On Apr 7, 2009, at 12:20 PM, gerald bracey wrote:
Peter is right that "grade level" has traditionally been defined
as the score of the average child in a given grade on a norm-
referenced test
(NRT). It is thus a floating standard and might be great or
awful. But
virtually no one uses NRT's anymore so that def. is not available.
Paige
and Spellings changed the word "proficiency" in NCLB to "grade level"
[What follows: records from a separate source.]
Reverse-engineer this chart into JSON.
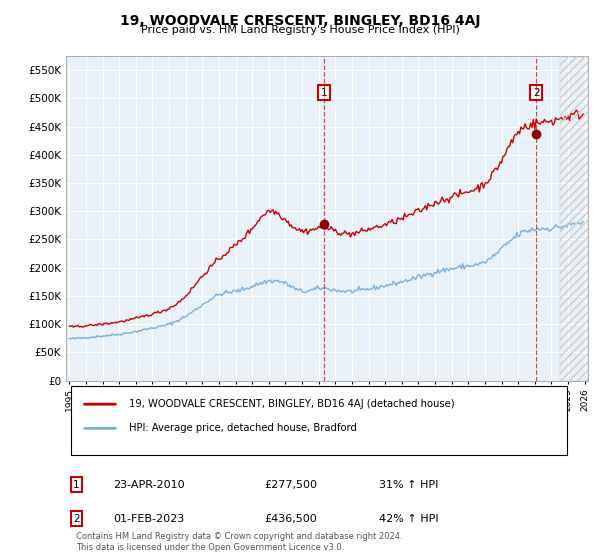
{
  "title": "19, WOODVALE CRESCENT, BINGLEY, BD16 4AJ",
  "subtitle": "Price paid vs. HM Land Registry's House Price Index (HPI)",
  "ylim": [
    0,
    575000
  ],
  "yticks": [
    0,
    50000,
    100000,
    150000,
    200000,
    250000,
    300000,
    350000,
    400000,
    450000,
    500000,
    550000
  ],
  "ytick_labels": [
    "£0",
    "£50K",
    "£100K",
    "£150K",
    "£200K",
    "£250K",
    "£300K",
    "£350K",
    "£400K",
    "£450K",
    "£500K",
    "£550K"
  ],
  "bg_color": "#e8f0f8",
  "hpi_color": "#7ab0d8",
  "price_color": "#cc0000",
  "legend_label_price": "19, WOODVALE CRESCENT, BINGLEY, BD16 4AJ (detached house)",
  "legend_label_hpi": "HPI: Average price, detached house, Bradford",
  "footer": "Contains HM Land Registry data © Crown copyright and database right 2024.\nThis data is licensed under the Open Government Licence v3.0.",
  "annotation1_date": "23-APR-2010",
  "annotation1_price": "£277,500",
  "annotation1_hpi": "31% ↑ HPI",
  "annotation2_date": "01-FEB-2023",
  "annotation2_price": "£436,500",
  "annotation2_hpi": "42% ↑ HPI",
  "x_start_year": 1995,
  "x_end_year": 2026,
  "marker1_year": 2010.3,
  "marker1_price": 277500,
  "marker2_year": 2023.08,
  "marker2_price": 436500
}
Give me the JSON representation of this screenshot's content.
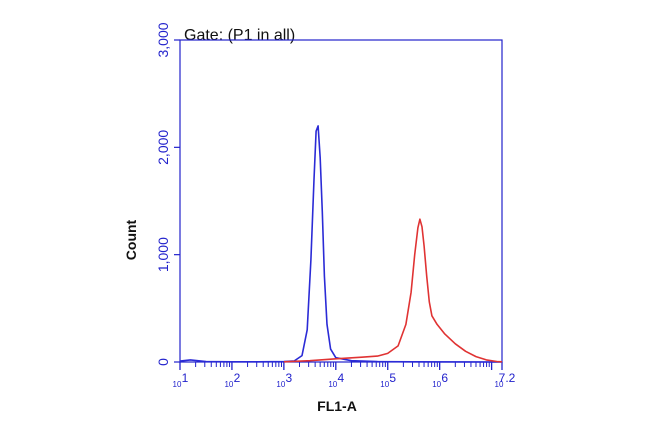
{
  "chart_data": {
    "type": "line",
    "title": "Gate: (P1 in all)",
    "xlabel": "FL1-A",
    "ylabel": "Count",
    "x_scale": "log",
    "xlim": [
      1,
      7.2
    ],
    "ylim": [
      0,
      3000
    ],
    "x_tick_labels": [
      {
        "base": "10",
        "exp": "1",
        "at": 1
      },
      {
        "base": "10",
        "exp": "2",
        "at": 2
      },
      {
        "base": "10",
        "exp": "3",
        "at": 3
      },
      {
        "base": "10",
        "exp": "4",
        "at": 4
      },
      {
        "base": "10",
        "exp": "5",
        "at": 5
      },
      {
        "base": "10",
        "exp": "6",
        "at": 6
      },
      {
        "base": "10",
        "exp": "7.2",
        "at": 7.2
      }
    ],
    "y_ticks": [
      0,
      1000,
      2000,
      3000
    ],
    "y_tick_labels": [
      "0",
      "1,000",
      "2,000",
      "3,000"
    ],
    "colors": {
      "axis": "#2222cc",
      "series_blue": "#2b2bd6",
      "series_red": "#e03333",
      "title": "#111111"
    },
    "series": [
      {
        "color": "#2b2bd6",
        "x": [
          1.0,
          1.2,
          1.5,
          2.0,
          2.5,
          3.0,
          3.2,
          3.35,
          3.45,
          3.52,
          3.58,
          3.62,
          3.66,
          3.7,
          3.74,
          3.78,
          3.83,
          3.9,
          4.0,
          4.3,
          4.8,
          5.5,
          6.5,
          7.2
        ],
        "y": [
          8,
          20,
          4,
          2,
          2,
          4,
          10,
          60,
          300,
          950,
          1700,
          2150,
          2200,
          1900,
          1400,
          800,
          350,
          120,
          40,
          12,
          4,
          2,
          1,
          0
        ]
      },
      {
        "color": "#e03333",
        "x": [
          3.0,
          3.5,
          4.0,
          4.5,
          4.8,
          5.0,
          5.2,
          5.35,
          5.45,
          5.52,
          5.58,
          5.62,
          5.66,
          5.7,
          5.75,
          5.8,
          5.85,
          5.95,
          6.1,
          6.3,
          6.5,
          6.7,
          6.9,
          7.1,
          7.2
        ],
        "y": [
          2,
          12,
          30,
          45,
          55,
          80,
          150,
          350,
          650,
          1000,
          1250,
          1330,
          1260,
          1080,
          800,
          560,
          430,
          350,
          260,
          170,
          100,
          50,
          20,
          5,
          2
        ]
      }
    ]
  }
}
thereby giving us 50 definitions of grade level--grade level is
whatever a
state defines as proficient--and since everyone must be proficient
by 2014,
it is attainable by all (theoretically).
Jerry - I've read in different places that criterion-referenced
tests/ standards-based tests are just NRT's in sheep's clothing. Any
validity to that claim? With NRT's, my understanding is the results
are distributed along a normalized curve. So there's the the usual
distribution of scores, i.e, half above and half below grade level.
But then the cut score is decided upon after the results of the tests
come in. So you have, on the one hand, a methodology in the creation
of the tests that assures a normalized distribution, but then a
little statistical trickery after the fact that assures a higher
passing rate above the cut score. I'd appreciate getting some clarity
on this. It's still muddy to me.
On the other hand, given some of the scenarios Linda Perlstein
describes in
Tested: One American School Struggles to Make the Grade, it is hard
to argue
that these kids are on a "continuum" of any kind. They not only
don't know
the words associated with the images they're expected to respond
to in
Dibels, many don't have a clue about what reading involves. I
agree, Peter,
that "they are where they are" but it's not as simple as the
concept of a
continuum would make it seem. "Managing a class means making a
constant
stream of decisions about which misbehaviors to address and which
to ignore"
(p. 111). If you read her chapter where she goes to a nearby
wealthy school
(she spent over a year in the poor one), you come away thinking
"different
worlds", not continuum.
Well, it's still where they are, isn't it? I've read Perlstein's book
and was struck by what the school did to the kids that were "behind."
In reading this book, I was saddened, enraged, and disgusted. After
being exposed to a constant regimen of "BCR's" (brief constructed
responses), decoding drills, and endless test prep, it would be
surprising if these kids ever wanted to read anything ever again.
Thus my point: let's not employ punitive pedagogy that makes the
situation even worse than it already is.
I don't think there is a press that "ALL kids have to be equally
good at
reading." Even NCLB doesn't require that.
NCLB requires that all kids be proficient/at grade level by 2014.
It is hard to know what reading
level is sufficient to cope with the real world because reading is
only one
way adults gather the information they need. That's probably why
people who
don't score high in adult literacy tests (which have many flaws)
don't
report that their reading level causes them real life
difficulties. Still,
the average black 12th grader scored 267 in 2005 compared to 293
for whites.
That's about a 2 1/2 year difference as NAEP goes and slightly
below the
271 of white 8th graders. It's hard to think of that as "slightly
better"
for whites.
I don't get it. You usually bash NAEP data, Jerry. But now you're
using NAEP data uncritically to make a point? Even so, what do we do
about this? If these kids really are "behind," then what actions do
we take to help them? Do we take away art and music and recess and
load them up on phonics drills and worksheets? Or do we do something
else? Of course, the "something else" is open for debate. But what
we're doing now is not working. Period.